Justiça Condena Brendon Alexander Luz da Silva a 18 Anos e 8 Meses pela Morte de Congolês no Rio de Janeiro

Na última quarta-feira, dia 15, a Justiça brasileira proferiu uma sentença severa contra Brendon Alexander Luz da Silva, condenando-o a 18 anos e 8 meses de reclusão em regime fechado. O crime em questão é a morte do congolês Moïse Mugenvi Kabagambe, que ocorreu em 24 de janeiro de 2022. Com essa decisão, Brendon se torna o terceiro réu a ser condenado no caso.

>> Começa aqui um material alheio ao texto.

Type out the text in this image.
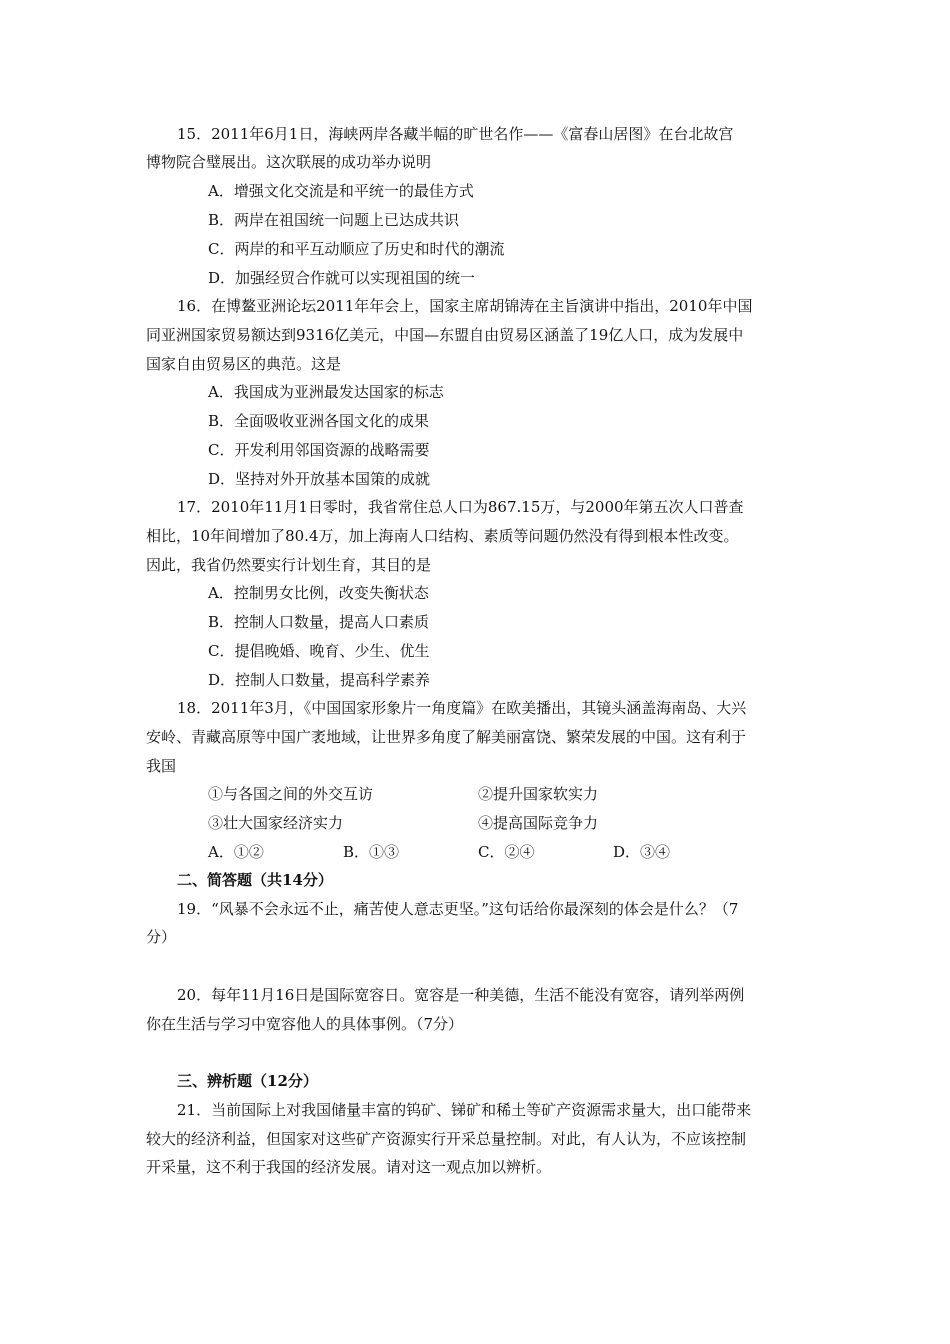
15．2011年6月1日，海峡两岸各藏半幅的旷世名作——《富春山居图》在台北故宫
博物院合璧展出。这次联展的成功举办说明
A．增强文化交流是和平统一的最佳方式
B．两岸在祖国统一问题上已达成共识
C．两岸的和平互动顺应了历史和时代的潮流
D．加强经贸合作就可以实现祖国的统一
16．在博鳌亚洲论坛2011年年会上，国家主席胡锦涛在主旨演讲中指出，2010年中国
同亚洲国家贸易额达到9316亿美元，中国—东盟自由贸易区涵盖了19亿人口，成为发展中
国家自由贸易区的典范。这是
A．我国成为亚洲最发达国家的标志
B．全面吸收亚洲各国文化的成果
C．开发利用邻国资源的战略需要
D．坚持对外开放基本国策的成就
17．2010年11月1日零时，我省常住总人口为867.15万，与2000年第五次人口普查
相比，10年间增加了80.4万，加上海南人口结构、素质等问题仍然没有得到根本性改变。
因此，我省仍然要实行计划生育，其目的是
A．控制男女比例，改变失衡状态
B．控制人口数量，提高人口素质
C．提倡晚婚、晚育、少生、优生
D．控制人口数量，提高科学素养
18．2011年3月，《中国国家形象片一角度篇》在欧美播出，其镜头涵盖海南岛、大兴
安岭、青藏高原等中国广袤地域，让世界多角度了解美丽富饶、繁荣发展的中国。这有利于
我国
①与各国之间的外交互访	②提升国家软实力
③壮大国家经济实力	④提高国际竞争力
A．①②	B．①③	C．②④	D．③④
二、简答题（共14分）
19．“风暴不会永远不止，痛苦使人意志更坚。”这句话给你最深刻的体会是什么？（7
分）
20．每年11月16日是国际宽容日。宽容是一种美德，生活不能没有宽容，请列举两例
你在生活与学习中宽容他人的具体事例。（7分）
三、辨析题（12分）
21．当前国际上对我国储量丰富的钨矿、锑矿和稀土等矿产资源需求量大，出口能带来
较大的经济利益，但国家对这些矿产资源实行开采总量控制。对此，有人认为，不应该控制
开采量，这不利于我国的经济发展。请对这一观点加以辨析。
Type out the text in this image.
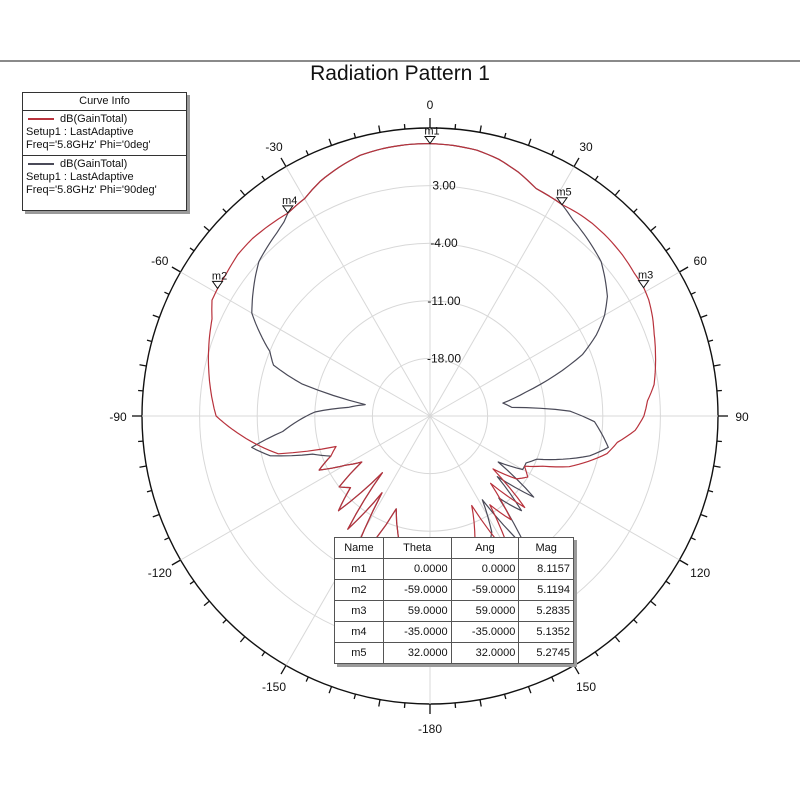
Radiation Pattern 1
0
30
60
90
120
150
-180
-150
-120
-90
-60
-30
3.00
-4.00
-11.00
-18.00
m1
m2	m3
m4
m5
Curve Info
dB(GainTotal)
Setup1 : LastAdaptive
Freq='5.8GHz' Phi='0deg'
dB(GainTotal)
Setup1 : LastAdaptive
Freq='5.8GHz' Phi='90deg'
Name	Theta	Ang	Mag
m1	0.0000	0.0000	8.1157
m2	-59.0000	-59.0000	5.1194
m3	59.0000	59.0000	5.2835
m4	-35.0000	-35.0000	5.1352
m5	32.0000	32.0000	5.2745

Detalhes do Crime e Condenações Anteriores

A condenação atual segue as decisões anteriores, onde outros dois réus, Fábio Pirineus da Silva e Aleson Cristiano de Oliveira Fonseca, receberam penas que, somadas, totalizam 44 anos de prisão em regime fechado. O crime foi particularmente brutal, com Moïse sendo espancado por quase 13 minutos. As agressões envolveram o uso de um taco de beisebol, além de socos e chutes, e ocorreram após a vítima cobrar dívidas de diárias atrasadas ao proprietário do quiosque onde trabalhava.

Cenas de Violência Captadas por Câmeras

Imagens de câmeras de segurança registraram a cena horrenda. Durante o ataque, Brendon e outro acusado foram vistos posando para uma foto enquanto Moïse já se encontrava imobilizado no chão, aparentemente desacordado. A juíza Alessandra da Rocha Lima Roidis, que presidiu o julgamento, destacou a crueldade das ações, afirmando que a vítima foi tratada como 'um animal peçonhento'. A duração da agressão, que chegou a 12 minutos e 40 segundos, foi um fator decisivo na avaliação da severidade do crime.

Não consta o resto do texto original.